Digges, Leonard (c. 1520–c. 1559) and Thomas (c. 1545–1595)
Leonard and Thomas Digges were English father and son who pioneered the construction of the telescope (Leonard) and its use (Thomas). Leonard Digges was educated at Oxford and made his name as a mathematician, a surveyor, and an author of several books. He invented a reflecting telescope a century before Isaac Newton, and may also have built a refracting telescope. However, he had little chance to use them. In 1554 he was sentenced to death for his part in a rebellion, and although this was commuted to seizure of his estates, he spent the rest of his life trying to regain his property.

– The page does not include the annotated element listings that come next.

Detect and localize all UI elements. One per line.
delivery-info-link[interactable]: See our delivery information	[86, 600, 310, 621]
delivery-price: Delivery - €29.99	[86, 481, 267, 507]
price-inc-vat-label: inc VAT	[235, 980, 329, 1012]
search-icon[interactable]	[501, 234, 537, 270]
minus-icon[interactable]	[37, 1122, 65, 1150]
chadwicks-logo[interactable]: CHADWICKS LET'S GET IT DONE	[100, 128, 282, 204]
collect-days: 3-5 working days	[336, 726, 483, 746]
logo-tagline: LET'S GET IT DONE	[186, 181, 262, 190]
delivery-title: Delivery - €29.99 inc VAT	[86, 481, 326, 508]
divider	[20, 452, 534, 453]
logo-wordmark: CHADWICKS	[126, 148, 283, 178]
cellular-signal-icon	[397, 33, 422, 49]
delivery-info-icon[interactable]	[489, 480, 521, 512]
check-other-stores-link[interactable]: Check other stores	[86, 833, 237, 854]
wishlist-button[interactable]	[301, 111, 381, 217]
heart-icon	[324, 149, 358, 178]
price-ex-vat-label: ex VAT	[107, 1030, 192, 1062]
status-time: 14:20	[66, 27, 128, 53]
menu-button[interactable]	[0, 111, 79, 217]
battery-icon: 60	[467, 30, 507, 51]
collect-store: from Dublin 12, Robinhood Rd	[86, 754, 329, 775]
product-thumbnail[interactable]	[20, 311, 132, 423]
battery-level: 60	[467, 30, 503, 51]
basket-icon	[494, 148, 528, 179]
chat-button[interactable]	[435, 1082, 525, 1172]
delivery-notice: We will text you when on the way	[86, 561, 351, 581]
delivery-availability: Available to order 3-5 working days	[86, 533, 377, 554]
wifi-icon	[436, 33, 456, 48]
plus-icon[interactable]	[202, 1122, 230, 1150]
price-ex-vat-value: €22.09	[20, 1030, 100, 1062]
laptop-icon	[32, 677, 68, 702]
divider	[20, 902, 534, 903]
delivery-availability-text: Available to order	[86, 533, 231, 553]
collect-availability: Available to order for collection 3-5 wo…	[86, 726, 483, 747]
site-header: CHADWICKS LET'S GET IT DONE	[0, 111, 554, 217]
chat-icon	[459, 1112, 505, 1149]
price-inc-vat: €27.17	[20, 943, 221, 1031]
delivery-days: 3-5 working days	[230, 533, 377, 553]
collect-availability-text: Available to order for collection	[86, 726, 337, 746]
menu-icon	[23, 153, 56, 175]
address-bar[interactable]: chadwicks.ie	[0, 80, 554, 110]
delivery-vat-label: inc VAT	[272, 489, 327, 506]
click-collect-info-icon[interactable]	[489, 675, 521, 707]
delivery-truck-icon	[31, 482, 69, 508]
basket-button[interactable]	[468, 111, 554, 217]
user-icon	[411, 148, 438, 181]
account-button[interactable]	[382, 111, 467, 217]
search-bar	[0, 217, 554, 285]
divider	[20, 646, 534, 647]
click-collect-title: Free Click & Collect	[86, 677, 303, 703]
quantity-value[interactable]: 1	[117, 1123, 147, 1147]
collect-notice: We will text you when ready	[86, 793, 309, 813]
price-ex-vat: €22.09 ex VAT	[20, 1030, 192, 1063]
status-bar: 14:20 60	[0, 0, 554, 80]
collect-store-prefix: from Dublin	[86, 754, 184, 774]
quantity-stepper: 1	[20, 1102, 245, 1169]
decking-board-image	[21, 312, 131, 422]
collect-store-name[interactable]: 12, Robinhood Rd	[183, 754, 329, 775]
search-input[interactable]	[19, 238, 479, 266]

Thomas was only 13 when his father died but had John Dee, a mathematician, as his guardian. In 1571, Thomas published a mathematical work of his own and a posthumous book, Pantometria, by his father in which Leonard's invention of the telescope is discussed. Thomas's observations of the supernova of 1572 (see Tycho's Star) were used by Tycho Brahe in his analysis of this event. Thomas was also the first to promote in Britain the heliocentric view of the solar system due to Copernicus. He was also a pioneer of the enlarged, stellar universe, maintaining that the stars, instead of being fixed to a crystalline sphere, were other suns lying at great distances. However, although he helped pave the way for others, like Huygens, to contemplate the possibility of extrasolar planets and life, he continued to regard the Sun as special and centrally located in the Universe. It has been suggested that Digges may have met Giordano Bruno during the latter's stay in England and derived some of his ideas from the Italian.